We spent Thanksgiving Day at another roommate’s home in Virginia. The two of us from big, eye-the-table-and-count-how-many-cookies-everyone-gets, kind of families ate with an enthusiasm that shocked our friend’s lovely mother. After dinner, his grandmother went around the table with an air of laughing prophecy. To the smartest among us, she said, “You have the eyes of a philosopher.” I was impressed by her insight and waited for my turn. “You have bedroom eyes,” she said slowly. It made me feel excessively romantic. 

Ten years later I sat on my bed trying to think of a way I could make money. My husband was just out of grad school and we had three kids. Romance novelist, I whispered to myself. My friend’s grandmother’s voice was the first thing I thought of in support of such a notion. A beautiful old woman with a wonderful sense of humor thought I was romantic, that had to mean something, right? And I must be romantic if I’m sitting on my bed, talking to my cat, making a list of possible jobs and the only thing on the list is romance novelist

It took me almost ten more years to learn how to write. I didn’t experience the apocryphal, I-can-do-better-than-this, book toss reputed to have begun many illustrious careers. My reaction to reading my first romance was, How does she do that? How does she make him so sexy? How does she make her so smart? Why can’t I put this book down? I hadn’t read any romance before I decided to start writing. (Remember, part of my impulse to think I could do it was a laughing prophecy about bedroom eyes. Practicality is not a big part of my make-up.) Now I was reading romances that made me fall to my knees in the bookstore, stunned by how a writer opened her story. I read books that made me stay up all night because I had to know what happened next, even though my real life was falling apart and I needed sleep to function, and be able to take care of everything. I almost ruined Thanksgiving dinner when I was in charge of the turkey because I kept sneaking away to read. How does she do that? How does she make him so sexy? How does she make her so smart? Why can’t I put this book down? 

I wanted to write books about things and ideas and people that haunted me. I wanted to write about the connectedness of everything, and the importance of having the courage to make the right choices, even if you can’t explain those choices to anyone else. I wanted to write about beauty, and the possibility of happy endings. 
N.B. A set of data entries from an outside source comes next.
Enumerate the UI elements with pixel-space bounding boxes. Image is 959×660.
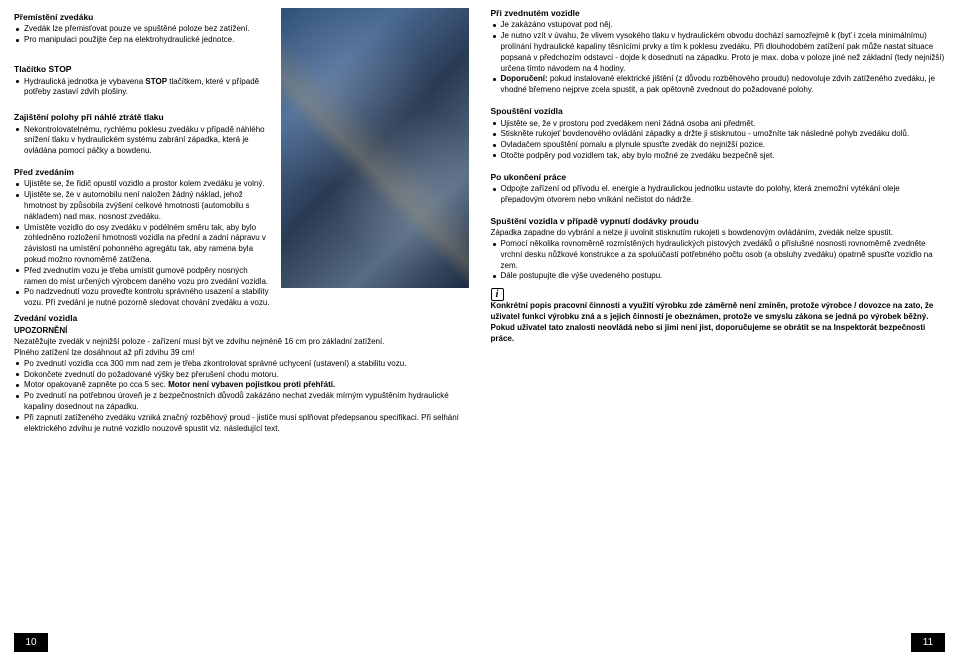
list-item: Ujistěte se, že v automobilu není nalože… — [14, 190, 469, 222]
list-item: Otočte podpěry pod vozidlem tak, aby byl… — [491, 151, 946, 162]
paragraph: Nezatěžujte zvedák v nejnižší poloze - z… — [14, 337, 469, 348]
list-item: Po nadzvednutí vozu proveďte kontrolu sp… — [14, 287, 469, 309]
section-title: Spouštění vozidla — [491, 106, 946, 117]
section-after-work: Po ukončení práce Odpojte zařízení od př… — [491, 172, 946, 206]
list-item: Je zakázáno vstupovat pod něj. — [491, 20, 946, 31]
subtitle: UPOZORNĚNÍ — [14, 326, 469, 337]
list-item: Pro manipulaci použijte čep na elektrohy… — [14, 35, 279, 46]
list-item: Po zvednutí na potřebnou úroveň je z bez… — [14, 391, 469, 413]
list-item: Hydraulická jednotka je vybavena STOP tl… — [14, 77, 279, 99]
list-item: Při zapnutí zatíženého zvedáku vzniká zn… — [14, 413, 469, 435]
list-item: Pomocí několika rovnoměrně rozmístěných … — [491, 239, 946, 271]
paragraph: Plného zatížení lze dosáhnout až při zdv… — [14, 348, 469, 359]
text: Motor opakovaně zapněte po cca 5 sec. — [24, 380, 168, 389]
text-bold: Doporučení: — [501, 74, 548, 83]
list-item: Je nutno vzít v úvahu, že vlivem vysokéh… — [491, 31, 946, 74]
list-item: Nekontrolovatelnému, rychlému poklesu zv… — [14, 125, 279, 157]
list-item: Dále postupujte dle výše uvedeného postu… — [491, 271, 946, 282]
text: pokud instalované elektrické jištění (z … — [501, 74, 935, 94]
list-item: Před zvednutím vozu je třeba umístit gum… — [14, 266, 469, 288]
list-item: Odpojte zařízení od přívodu el. energie … — [491, 184, 946, 206]
section-lifting: Zvedání vozidla UPOZORNĚNÍ Nezatěžujte z… — [14, 313, 469, 434]
page-left: Přemístění zvedáku Zvedák lze přemisťova… — [0, 0, 477, 660]
right-content: Při zvednutém vozidle Je zakázáno vstupo… — [491, 8, 946, 633]
list-item: Ujistěte se, že v prostoru pod zvedákem … — [491, 119, 946, 130]
list-item: Doporučení: pokud instalované elektrické… — [491, 74, 946, 96]
page-right: Při zvednutém vozidle Je zakázáno vstupo… — [477, 0, 959, 660]
section-title: Při zvednutém vozidle — [491, 8, 946, 19]
bullet-list: Ujistěte se, že řidič opustil vozidlo a … — [14, 179, 469, 309]
page-number: 10 — [14, 633, 48, 653]
info-text: Konkrétní popis pracovní činnosti a využ… — [491, 301, 946, 344]
list-item: Ujistěte se, že řidič opustil vozidlo a … — [14, 179, 469, 190]
bullet-list: Ujistěte se, že v prostoru pod zvedákem … — [491, 119, 946, 162]
list-item: Ovladačem spouštění pomalu a plynule spu… — [491, 140, 946, 151]
list-item: Zvedák lze přemisťovat pouze ve spuštěné… — [14, 24, 279, 35]
text-bold: STOP — [145, 77, 167, 86]
list-item: Po zvednutí vozidla cca 300 mm nad zem j… — [14, 359, 469, 370]
section-before-lift: Před zvedáním Ujistěte se, že řidič opus… — [14, 167, 469, 309]
section-title: Zvedání vozidla — [14, 313, 469, 324]
list-item: Motor opakovaně zapněte po cca 5 sec. Mo… — [14, 380, 469, 391]
page-number: 11 — [911, 633, 945, 653]
list-item: Stiskněte rukojeť bovdenového ovládání z… — [491, 129, 946, 140]
section-title: Spuštění vozidla v případě vypnutí dodáv… — [491, 216, 946, 227]
section-lowering: Spouštění vozidla Ujistěte se, že v pros… — [491, 106, 946, 162]
info-icon: i — [491, 288, 504, 301]
bullet-list: Odpojte zařízení od přívodu el. energie … — [491, 184, 946, 206]
paragraph: Západka zapadne do vybrání a nelze ji uv… — [491, 228, 946, 239]
bullet-list: Po zvednutí vozidla cca 300 mm nad zem j… — [14, 359, 469, 435]
left-content: Přemístění zvedáku Zvedák lze přemisťova… — [14, 8, 469, 633]
bullet-list: Pomocí několika rovnoměrně rozmístěných … — [491, 239, 946, 282]
text: Hydraulická jednotka je vybavena — [24, 77, 145, 86]
section-power-off: Spuštění vozidla v případě vypnutí dodáv… — [491, 216, 946, 282]
section-title: Po ukončení práce — [491, 172, 946, 183]
list-item: Dokončete zvednutí do požadované výšky b… — [14, 370, 469, 381]
bullet-list: Je zakázáno vstupovat pod něj. Je nutno … — [491, 20, 946, 96]
text-bold: Motor není vybaven pojistkou proti přehř… — [168, 380, 335, 389]
list-item: Umístěte vozidlo do osy zvedáku v podéln… — [14, 223, 469, 266]
section-when-lifted: Při zvednutém vozidle Je zakázáno vstupo… — [491, 8, 946, 96]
I joined Romance Writers of America and my local chapter. I entered contests, and I sat alone in my living room to read terrible (and some okay) scores. I paid attention to what the judges said. And I got better. I went to conferences and met wonderful people. I wrote and revised and wrote and revised and wrote and revised. I piled up rejections, paid attention to what the reasons were, and I got better. I lucked into a fabulous, amazing critique partner. I pitched at conferences, added to my rejection file, listened to my critique partner, and I got better. I sold a book I loved, to the publisher I wanted, and the editor I wanted, and I couldn’t sleep for a week. 

I’m still reading books I can’t put down, still writing about ideas and people who move me. And I hope someday I’ll be a very old woman with long hair, who looks around a Thanksgiving table and opens up a world of possibility for someone else.